Scientists remain hopeful that the UK’s reassociation with Horizon Europe may now be achieved following the Northern Ireland ‘Windsor Framework’ deal and a warming of UK-EU relations. For over two years, talks have been put on hold due to Brexit trade deal negotiations and UK scientists barely benefitted from the £88.8bn programme.
This has already impacted UK scientists’ ability to apply for important grants, collaborate effectively with their European counterparts and has increased fears that the UK is becoming a far less attractive destination for European researchers and students.

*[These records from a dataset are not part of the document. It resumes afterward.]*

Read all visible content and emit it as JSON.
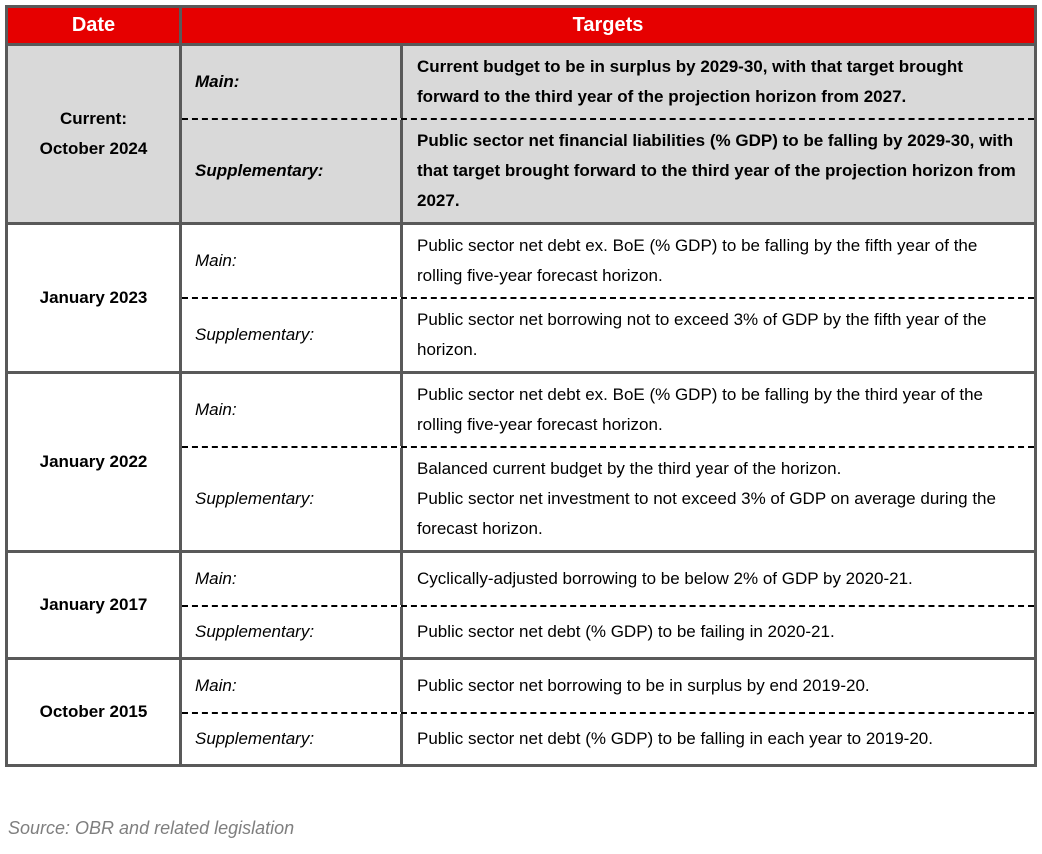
{
  "colors": {
    "header_bg": "#e60000",
    "header_text": "#ffffff",
    "highlight_row_bg": "#d9d9d9",
    "border": "#595959",
    "source_text": "#7f7f7f"
  },
  "table": {
    "header": {
      "date": "Date",
      "targets": "Targets"
    },
    "sections": [
      {
        "date": "Current:\nOctober 2024",
        "highlight": true,
        "rows": [
          {
            "label": "Main:",
            "text": "Current budget to be in surplus by 2029-30, with that target brought forward to the third year of the projection horizon from 2027."
          },
          {
            "label": "Supplementary:",
            "text": "Public sector net financial liabilities (% GDP) to be falling by 2029-30, with that target brought forward to the third year of the projection horizon from 2027."
          }
        ]
      },
      {
        "date": "January 2023",
        "highlight": false,
        "rows": [
          {
            "label": "Main:",
            "text": "Public sector net debt ex. BoE (% GDP) to be falling by the fifth year of the rolling five-year forecast horizon."
          },
          {
            "label": "Supplementary:",
            "text": "Public sector net borrowing not to exceed 3% of GDP by the fifth year of the horizon."
          }
        ]
      },
      {
        "date": "January 2022",
        "highlight": false,
        "rows": [
          {
            "label": "Main:",
            "text": "Public sector net debt ex. BoE (% GDP) to be falling by the third year of the rolling five-year forecast horizon."
          },
          {
            "label": "Supplementary:",
            "text": "Balanced current budget by the third year of the horizon.\nPublic sector net investment to not exceed 3% of GDP on average during the forecast horizon."
          }
        ]
      },
      {
        "date": "January 2017",
        "highlight": false,
        "rows": [
          {
            "label": "Main:",
            "text": "Cyclically-adjusted borrowing to be below 2% of GDP by 2020-21."
          },
          {
            "label": "Supplementary:",
            "text": "Public sector net debt (% GDP) to be failing in 2020-21."
          }
        ]
      },
      {
        "date": "October 2015",
        "highlight": false,
        "rows": [
          {
            "label": "Main:",
            "text": "Public sector net borrowing to be in surplus by end 2019-20."
          },
          {
            "label": "Supplementary:",
            "text": "Public sector net debt (% GDP) to be falling in each year to 2019-20."
          }
        ]
      }
    ]
  },
  "footer": {
    "source": "Source: OBR and related legislation"
  }
}
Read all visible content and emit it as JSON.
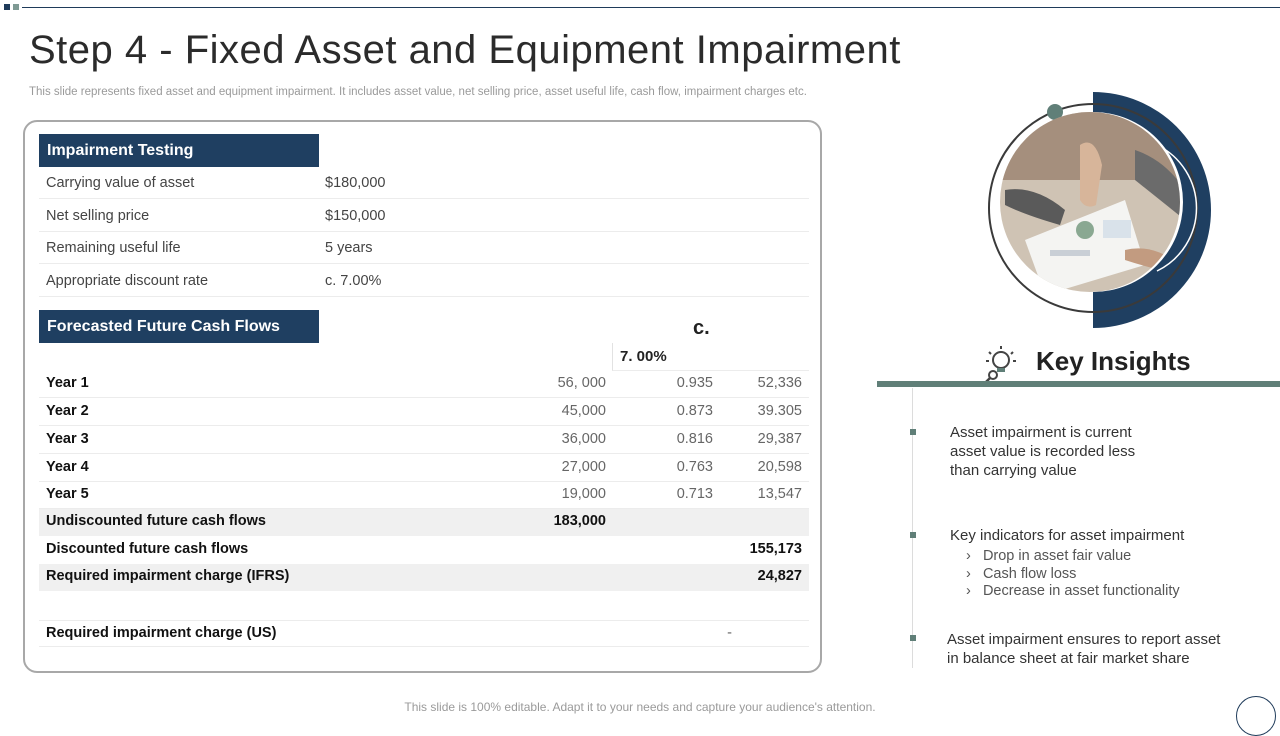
{
  "slide": {
    "title": "Step 4 - Fixed Asset and Equipment Impairment",
    "subtitle": "This slide represents fixed asset and equipment impairment. It includes asset value, net selling price, asset useful life, cash flow, impairment charges etc.",
    "footer": "This slide is 100% editable. Adapt it to your needs and capture your audience's attention."
  },
  "impairment_testing": {
    "header": "Impairment Testing",
    "rows": [
      {
        "label": "Carrying value  of asset",
        "value": "$180,000"
      },
      {
        "label": "Net selling price",
        "value": "$150,000"
      },
      {
        "label": "Remaining useful life",
        "value": "5 years"
      },
      {
        "label": "Appropriate discount rate",
        "value": "c. 7.00%"
      }
    ]
  },
  "forecast": {
    "header": "Forecasted  Future Cash  Flows",
    "col_mark": "c.",
    "rate_label": "7. 00%",
    "years": [
      {
        "label": "Year 1",
        "cash": "56, 000",
        "factor": "0.935",
        "pv": "52,336"
      },
      {
        "label": "Year 2",
        "cash": "45,000",
        "factor": "0.873",
        "pv": "39.305"
      },
      {
        "label": "Year 3",
        "cash": "36,000",
        "factor": "0.816",
        "pv": "29,387"
      },
      {
        "label": "Year 4",
        "cash": "27,000",
        "factor": "0.763",
        "pv": "20,598"
      },
      {
        "label": "Year 5",
        "cash": "19,000",
        "factor": "0.713",
        "pv": "13,547"
      }
    ],
    "undiscounted": {
      "label": "Undiscounted future cash flows",
      "value": "183,000"
    },
    "discounted": {
      "label": "Discounted future cash flows",
      "value": "155,173"
    },
    "ifrs": {
      "label": "Required impairment charge (IFRS)",
      "value": "24,827"
    },
    "us": {
      "label": "Required impairment charge (US)",
      "value": "-"
    }
  },
  "insights": {
    "title": "Key Insights",
    "point1": [
      "Asset impairment is current",
      "asset value is recorded less",
      "than carrying value"
    ],
    "point2": {
      "text": "Key indicators for asset impairment",
      "bullets": [
        "Drop in asset fair value",
        "Cash flow loss",
        "Decrease in asset functionality"
      ],
      "bullet_glyph": "›"
    },
    "point3": [
      "Asset impairment ensures to report asset",
      "in balance sheet at fair market share"
    ]
  },
  "colors": {
    "navy": "#1f3f61",
    "sage": "#607f78"
  }
}
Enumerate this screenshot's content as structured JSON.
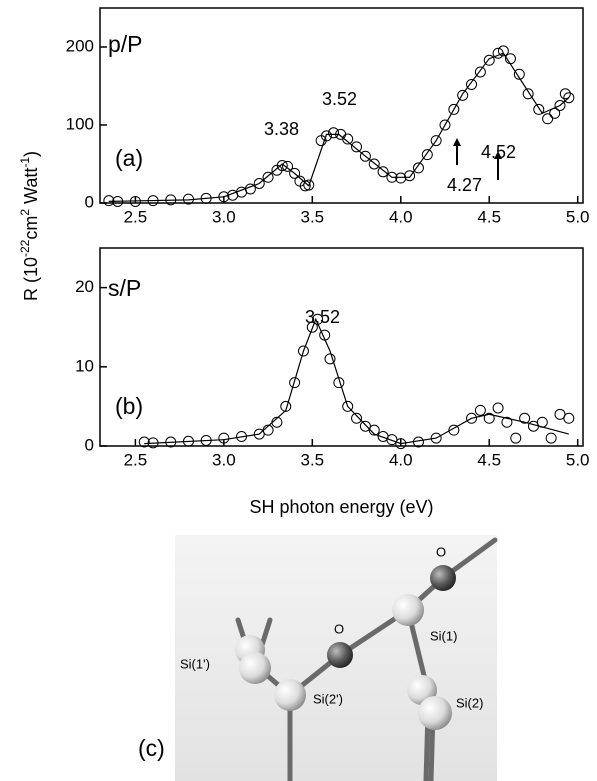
{
  "chart_data": [
    {
      "type": "scatter",
      "panel": "(a)",
      "mode": "p/P",
      "ylabel": [
        "R  (10",
        "-22",
        "cm",
        "2",
        " Watt",
        "-1",
        ")"
      ],
      "xlim": [
        2.3,
        5.03
      ],
      "ylim": [
        0,
        250
      ],
      "xticks": [
        2.5,
        {
          "value": 3,
          "label": "3.0"
        },
        3.5,
        {
          "value": 4,
          "label": "4.0"
        },
        4.5,
        {
          "value": 5,
          "label": "5.0"
        }
      ],
      "yticks": [
        0,
        100,
        200
      ],
      "annotations": [
        "3.38",
        "3.52",
        "4.27",
        "4.52"
      ],
      "series": [
        {
          "style": "markers",
          "color": "#000000",
          "x": [
            2.35,
            2.4,
            2.5,
            2.6,
            2.7,
            2.8,
            2.9,
            3.0,
            3.05,
            3.1,
            3.15,
            3.2,
            3.25,
            3.3,
            3.33,
            3.36,
            3.4,
            3.43,
            3.46,
            3.48,
            3.55,
            3.58,
            3.62,
            3.66,
            3.7,
            3.75,
            3.8,
            3.85,
            3.9,
            3.95,
            4.0,
            4.05,
            4.1,
            4.15,
            4.2,
            4.25,
            4.3,
            4.35,
            4.4,
            4.45,
            4.5,
            4.55,
            4.58,
            4.62,
            4.67,
            4.72,
            4.78,
            4.83,
            4.87,
            4.9,
            4.93,
            4.95
          ],
          "values": [
            3,
            2,
            2,
            3,
            4,
            5,
            6,
            8,
            10,
            14,
            18,
            25,
            33,
            42,
            48,
            47,
            38,
            28,
            22,
            23,
            80,
            86,
            90,
            88,
            82,
            72,
            60,
            50,
            40,
            33,
            32,
            35,
            45,
            62,
            80,
            100,
            120,
            138,
            152,
            168,
            183,
            192,
            195,
            185,
            165,
            140,
            120,
            108,
            115,
            125,
            140,
            135
          ]
        },
        {
          "style": "line",
          "color": "#000000",
          "x": [
            2.35,
            2.8,
            3.0,
            3.2,
            3.33,
            3.4,
            3.48,
            3.58,
            3.65,
            3.8,
            3.95,
            4.05,
            4.2,
            4.35,
            4.5,
            4.58,
            4.7,
            4.8,
            4.9,
            4.95
          ],
          "values": [
            2,
            4,
            8,
            25,
            50,
            38,
            22,
            88,
            88,
            60,
            33,
            33,
            80,
            140,
            185,
            192,
            150,
            115,
            125,
            135
          ]
        }
      ]
    },
    {
      "type": "scatter",
      "panel": "(b)",
      "mode": "s/P",
      "xlabel": "SH photon energy  (eV)",
      "xlim": [
        2.3,
        5.03
      ],
      "ylim": [
        0,
        25
      ],
      "xticks": [
        2.5,
        {
          "value": 3,
          "label": "3.0"
        },
        3.5,
        {
          "value": 4,
          "label": "4.0"
        },
        4.5,
        {
          "value": 5,
          "label": "5.0"
        }
      ],
      "yticks": [
        0,
        10,
        20
      ],
      "annotations": [
        "3.52"
      ],
      "series": [
        {
          "style": "markers",
          "color": "#000000",
          "x": [
            2.55,
            2.6,
            2.7,
            2.8,
            2.9,
            3.0,
            3.1,
            3.2,
            3.25,
            3.3,
            3.35,
            3.4,
            3.45,
            3.5,
            3.53,
            3.57,
            3.6,
            3.65,
            3.7,
            3.75,
            3.8,
            3.85,
            3.9,
            3.95,
            4.0,
            4.1,
            4.2,
            4.3,
            4.4,
            4.45,
            4.5,
            4.55,
            4.6,
            4.65,
            4.7,
            4.75,
            4.8,
            4.85,
            4.9,
            4.95
          ],
          "values": [
            0.5,
            0.4,
            0.5,
            0.6,
            0.7,
            1.0,
            1.2,
            1.5,
            2,
            3,
            5,
            8,
            12,
            15,
            16,
            14,
            11,
            8,
            5,
            3.5,
            2.5,
            2,
            1.2,
            0.8,
            0.3,
            0.5,
            1,
            2,
            3.5,
            4.5,
            3.5,
            4.8,
            3,
            1,
            3.5,
            2.5,
            3,
            1,
            4,
            3.5
          ]
        },
        {
          "style": "line",
          "color": "#000000",
          "x": [
            2.55,
            3.0,
            3.2,
            3.35,
            3.45,
            3.52,
            3.6,
            3.7,
            3.85,
            4.0,
            4.2,
            4.4,
            4.5,
            4.7,
            4.95
          ],
          "values": [
            0.3,
            0.8,
            1.5,
            4.5,
            12,
            16,
            12,
            5,
            1.5,
            0.3,
            1,
            3.5,
            4,
            3,
            1.5
          ]
        }
      ]
    }
  ],
  "structure": {
    "label": "(c)",
    "atoms": [
      "O",
      "Si(1)",
      "O",
      "Si(2')",
      "Si(1')",
      "Si(2)"
    ]
  }
}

Optimism has been renewed however, following comments by EU Commission President, Ursula von der Leyen. In an uncryptic admission, von der Leyen stated that the EU-UK deal on Northern Ireland was “good news for scientists and researchers in the EU and in the UK”.
The Government have insisted that their priority is to reassociate with Horizon Europe, however, were prepared to walk away and establish an international research partnership with other nations if progress was not made soon. These sentiments were echoed in the House of Lords by minister Lord Parkinson of Whitley Bay in a Horizon Europe debate last week.
However, when asked directly on Wednesday by Tory MP Philip Dunne about whether talks to reassociate had already begun, the Prime Minister was evasive. Mr Sunak answered that the UK would “continue to work with the EU in a range of areas — not just research collaboration, but strengthening our sanctions against Russia, energy security and, crucially, illegal migration.” Therefore, it seems, there is work still to be done.